AI/ML Binding
Affinity Prediction

Experimental measurement of binding affinity—by surface plasmon resonance (SPR), bio-layer interferometry (BLI), or isothermal titration calorimetry (ITC)—is the gold standard for quantifying protein-protein interactions. But these methods require purified protein, specialized instruments, and hours per measurement. When you have thousands of computationally designed candidates, experimental measurement of every variant is impractical. Machine learning models that predict binding affinity directly from sequence bridge this gap, providing rapid approximate scoring that identifies the most promising candidates for experimental validation.

The key insight enabling modern binding affinity prediction is that protein language models—large neural networks trained on billions of natural protein sequences—learn rich representations of sequence-function relationships. These representations encode information about protein structure, stability, evolutionary conservation, and interaction propensity, even though the models were never explicitly trained on any of these properties. Transfer learning extracts these representations and fine-tunes them on experimental binding data to create specialized affinity predictors.

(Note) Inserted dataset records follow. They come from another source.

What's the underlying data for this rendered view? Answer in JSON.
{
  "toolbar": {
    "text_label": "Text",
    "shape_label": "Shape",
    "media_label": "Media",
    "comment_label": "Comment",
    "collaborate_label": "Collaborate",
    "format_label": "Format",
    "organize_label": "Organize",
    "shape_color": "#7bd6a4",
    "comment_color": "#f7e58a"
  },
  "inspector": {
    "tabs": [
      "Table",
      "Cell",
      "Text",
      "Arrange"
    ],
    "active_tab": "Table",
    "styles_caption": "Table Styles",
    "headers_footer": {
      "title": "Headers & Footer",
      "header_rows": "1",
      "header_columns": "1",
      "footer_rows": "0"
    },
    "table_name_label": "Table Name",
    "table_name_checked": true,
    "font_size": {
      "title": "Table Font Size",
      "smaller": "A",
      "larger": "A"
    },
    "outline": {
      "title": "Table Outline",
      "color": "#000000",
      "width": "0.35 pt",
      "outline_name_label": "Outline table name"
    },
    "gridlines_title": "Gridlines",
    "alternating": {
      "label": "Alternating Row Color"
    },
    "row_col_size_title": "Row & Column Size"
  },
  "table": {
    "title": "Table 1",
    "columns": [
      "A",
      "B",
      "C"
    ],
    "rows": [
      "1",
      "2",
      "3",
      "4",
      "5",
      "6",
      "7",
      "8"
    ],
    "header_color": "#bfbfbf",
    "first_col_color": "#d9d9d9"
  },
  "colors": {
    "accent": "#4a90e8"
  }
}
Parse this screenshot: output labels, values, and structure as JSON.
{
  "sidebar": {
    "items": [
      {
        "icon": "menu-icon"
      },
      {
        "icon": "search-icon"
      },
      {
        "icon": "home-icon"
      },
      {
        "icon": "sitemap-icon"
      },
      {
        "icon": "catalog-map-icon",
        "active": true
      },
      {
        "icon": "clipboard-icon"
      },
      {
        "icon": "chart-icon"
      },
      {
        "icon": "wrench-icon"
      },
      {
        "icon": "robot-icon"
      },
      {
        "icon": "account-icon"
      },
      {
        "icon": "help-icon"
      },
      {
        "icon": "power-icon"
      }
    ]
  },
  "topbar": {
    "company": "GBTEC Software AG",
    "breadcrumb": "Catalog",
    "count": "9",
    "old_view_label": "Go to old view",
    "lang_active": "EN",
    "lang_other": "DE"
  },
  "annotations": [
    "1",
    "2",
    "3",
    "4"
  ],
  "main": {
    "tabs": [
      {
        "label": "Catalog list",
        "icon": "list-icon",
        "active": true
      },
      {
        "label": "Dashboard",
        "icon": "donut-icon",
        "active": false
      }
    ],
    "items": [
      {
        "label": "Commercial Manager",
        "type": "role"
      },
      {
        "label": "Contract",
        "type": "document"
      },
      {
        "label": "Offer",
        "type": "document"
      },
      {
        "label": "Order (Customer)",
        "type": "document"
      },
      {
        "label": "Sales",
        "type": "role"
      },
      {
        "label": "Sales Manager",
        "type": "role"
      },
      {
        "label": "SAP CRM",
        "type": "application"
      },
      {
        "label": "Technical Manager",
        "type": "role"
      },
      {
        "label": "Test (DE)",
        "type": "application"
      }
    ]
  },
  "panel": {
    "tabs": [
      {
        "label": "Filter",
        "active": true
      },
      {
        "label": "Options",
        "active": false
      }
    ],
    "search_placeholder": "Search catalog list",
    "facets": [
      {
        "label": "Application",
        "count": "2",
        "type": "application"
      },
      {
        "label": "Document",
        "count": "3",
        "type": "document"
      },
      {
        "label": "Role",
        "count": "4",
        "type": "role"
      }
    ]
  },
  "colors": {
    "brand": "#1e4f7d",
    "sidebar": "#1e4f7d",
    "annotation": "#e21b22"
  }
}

ESM2, developed by Meta's FAIR lab, is a protein language model with 650 million parameters trained on 250 million protein sequences. For each input sequence, ESM2 produces a 1,280-dimensional embedding vector that captures the sequence's position in protein function space. Two sequences with similar embeddings tend to have similar structures, similar stability profiles, and often similar binding properties, even if their primary sequences diverge significantly.

To build a binding affinity predictor, we concatenate the ESM2 embeddings of the binder and target sequences, then train a lightweight neural network head (typically 2–3 fully connected layers with layer normalization) on experimental KD data from sources like SAbDab, the Structural Antibody Database. The model learns to map the combined embedding space to predicted log(KD) values. Because the heavy lifting of understanding protein sequence is handled by the pre-trained ESM2 backbone, the supervised head requires relatively little training data—thousands of binding measurements rather than millions—to achieve useful accuracy.

The critical question for any ML model is whether its predictions generalize to new, unseen proteins. Our ESM2-based KD predictor achieves a Pearson correlation of r = 0.913 against held-out experimental binding data—meaning it explains over 83% of the variance in measured binding affinity. This level of accuracy is sufficient for ranking and triaging computational candidates, though it is not a replacement for experimental measurement of final lead candidates.

The model is most reliable for ranking candidates within a campaign—comparing variants of the same binder against the same target—where systematic biases cancel out and relative rankings are highly predictive of experimental outcomes. It is less reliable for absolute KD prediction across unrelated targets, where the training data distribution may not cover the query space. For this reason, we use ML affinity prediction as a screening tool to select top candidates for experimental validation, not as a substitute for SPR or BLI measurement of the final shortlist. The combination of computational ranking followed by experimental confirmation consistently outperforms either approach alone.